Pengunjung Kebun Binatang Kampar Naik 75 Persen

Pekanbaru, 19/9 (ANTARA) - Pengunjung Kebun Binatang Kasang Kulim di Kabupaten Kampar, Provinsi Riau, naik sekitar 75 persen selama seminggu terakhir libur Idul Fitri 1431 H, dengan jumlah pengunjung diperkirakan mencapai puluhan ribu orang setiap hari.
"Jumlah pengunjung meningkat selama seminggu libur Lebaran hingga 75 persen dibandingkan tahun lalu," kata Pengelola Kebun Binatang Kasang Kulim, Agustina, Minggu.
Menurut dia, jumlah pengunjung rata-rata mencapai 30 ribu orang terhitung mulai hari pertama libur Lebaran hingga H+7.

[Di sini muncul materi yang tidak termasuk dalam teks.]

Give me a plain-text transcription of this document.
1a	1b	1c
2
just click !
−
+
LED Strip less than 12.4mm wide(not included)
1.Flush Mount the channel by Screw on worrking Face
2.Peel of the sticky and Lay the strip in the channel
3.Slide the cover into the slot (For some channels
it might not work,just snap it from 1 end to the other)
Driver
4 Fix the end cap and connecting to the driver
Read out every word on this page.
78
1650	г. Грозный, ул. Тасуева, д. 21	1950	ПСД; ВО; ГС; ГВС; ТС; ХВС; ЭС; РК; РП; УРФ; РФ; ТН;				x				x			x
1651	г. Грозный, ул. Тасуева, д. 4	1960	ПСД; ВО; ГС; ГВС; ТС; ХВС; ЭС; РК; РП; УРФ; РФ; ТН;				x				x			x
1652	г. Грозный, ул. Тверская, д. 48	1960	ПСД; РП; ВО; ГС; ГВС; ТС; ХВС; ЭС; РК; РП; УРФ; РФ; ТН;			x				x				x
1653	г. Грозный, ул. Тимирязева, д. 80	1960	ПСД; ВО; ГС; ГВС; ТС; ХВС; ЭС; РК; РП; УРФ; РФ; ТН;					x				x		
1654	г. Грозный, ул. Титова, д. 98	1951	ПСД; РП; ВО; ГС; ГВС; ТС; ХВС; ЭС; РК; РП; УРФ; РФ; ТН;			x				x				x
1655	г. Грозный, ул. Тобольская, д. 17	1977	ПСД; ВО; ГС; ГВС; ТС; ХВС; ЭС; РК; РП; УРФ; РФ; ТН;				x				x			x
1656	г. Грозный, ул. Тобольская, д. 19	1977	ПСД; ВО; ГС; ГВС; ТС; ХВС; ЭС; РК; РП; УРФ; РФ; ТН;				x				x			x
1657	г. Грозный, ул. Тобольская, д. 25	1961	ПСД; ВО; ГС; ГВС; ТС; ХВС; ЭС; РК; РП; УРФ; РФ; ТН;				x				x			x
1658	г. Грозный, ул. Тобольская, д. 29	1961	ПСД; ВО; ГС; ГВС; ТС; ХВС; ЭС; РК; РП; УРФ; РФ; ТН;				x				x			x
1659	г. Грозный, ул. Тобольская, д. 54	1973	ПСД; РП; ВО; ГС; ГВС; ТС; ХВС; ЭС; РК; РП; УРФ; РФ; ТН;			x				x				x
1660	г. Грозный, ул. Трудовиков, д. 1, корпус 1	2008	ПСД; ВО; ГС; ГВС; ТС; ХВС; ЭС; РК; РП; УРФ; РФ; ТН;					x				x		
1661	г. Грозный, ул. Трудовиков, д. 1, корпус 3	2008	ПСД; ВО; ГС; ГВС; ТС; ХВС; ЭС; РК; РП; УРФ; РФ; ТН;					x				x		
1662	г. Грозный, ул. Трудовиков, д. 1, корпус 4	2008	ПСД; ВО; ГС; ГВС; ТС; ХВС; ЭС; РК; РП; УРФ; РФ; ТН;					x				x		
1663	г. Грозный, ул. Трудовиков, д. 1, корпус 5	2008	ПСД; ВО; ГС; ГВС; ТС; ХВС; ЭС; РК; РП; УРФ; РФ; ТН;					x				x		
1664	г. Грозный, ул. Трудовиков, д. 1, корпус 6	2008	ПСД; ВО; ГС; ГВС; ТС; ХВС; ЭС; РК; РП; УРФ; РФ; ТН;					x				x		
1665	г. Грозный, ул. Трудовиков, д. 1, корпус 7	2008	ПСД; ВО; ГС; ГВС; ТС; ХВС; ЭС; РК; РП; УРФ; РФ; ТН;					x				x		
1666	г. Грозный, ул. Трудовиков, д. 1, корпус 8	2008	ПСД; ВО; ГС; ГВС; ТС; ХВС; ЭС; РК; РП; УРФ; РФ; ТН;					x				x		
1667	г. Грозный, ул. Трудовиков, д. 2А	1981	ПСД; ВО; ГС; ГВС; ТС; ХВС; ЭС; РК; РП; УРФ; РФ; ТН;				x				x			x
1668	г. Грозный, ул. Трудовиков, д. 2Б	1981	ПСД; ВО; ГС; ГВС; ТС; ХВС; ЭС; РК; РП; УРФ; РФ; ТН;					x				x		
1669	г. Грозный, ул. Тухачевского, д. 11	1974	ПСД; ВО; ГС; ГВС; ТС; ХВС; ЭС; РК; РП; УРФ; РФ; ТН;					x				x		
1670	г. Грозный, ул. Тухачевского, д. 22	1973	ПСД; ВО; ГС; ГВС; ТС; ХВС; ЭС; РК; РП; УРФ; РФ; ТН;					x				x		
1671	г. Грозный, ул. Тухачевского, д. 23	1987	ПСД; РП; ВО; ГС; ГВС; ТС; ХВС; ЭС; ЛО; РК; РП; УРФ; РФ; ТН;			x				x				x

Para pengunjung rata-rata adalah keluarga yang berasal dari Pekanbaru dan Kabupaten Kampar. Setiap pengunjung dewasa dikenai tarif masuk Rp13 ribu per orang, sedangkan anak-anak Rp6 ribu per orang.
Ia mengatakan keuntungan pada libur Lebaran diyakini mampu menutupi operasional kebun binatang hingga tujuh bulan ke depan. Biaya perawatan puluhan satwa di kebun binatang, lanjutnya, menghabiskan dana sekitar Rp25 juta per bulan.
"Keuntungan pada libur Lebaran ini bisa menutupi biaya operasional tujuh bulan kedepan," katanya.
Ia mengatakan, pihak kebun binatang menambah sejumlah wahana permainan ketangkasan untuk menarik pengunjung, seperti arena motor cross, perang "paintball", dan "outbound".
Taman Marga Satwa terletak di Kecamatan Siak Hulu, Kabupaten Kampar, sekitar 20 kilometer dari Kota Pekanbaru. Kebun binatang yang memiliki luas lahan sekitar 17 hektare tersebut mengoleksi 33 jenis satwa yang didatangkan dari berbagai daerah di Indonesia dan mancanegara, seperti Orang Utan dari Kalimantan, beruang madu, kangguru, dan burung enggang, serta kangguru dari Australia.
Selain itu, kebun binatang itu juga mengoleksi satwa langka dari Riau seperti gajah sumatera dan harimau sumatera.
Seorang pengunjung dari Pekanbaru, Duriyat, mengatakan tertarik mengajak keluarganya ke Kebun Binatang Kasang Kulim karena biayanya terjangkau dan memiliki koleksi satwa yang menarik.
"Anak-anak saya suka melihat kangguru karena hewan berkantong itu tidak ada di Indonesia," ujarnya.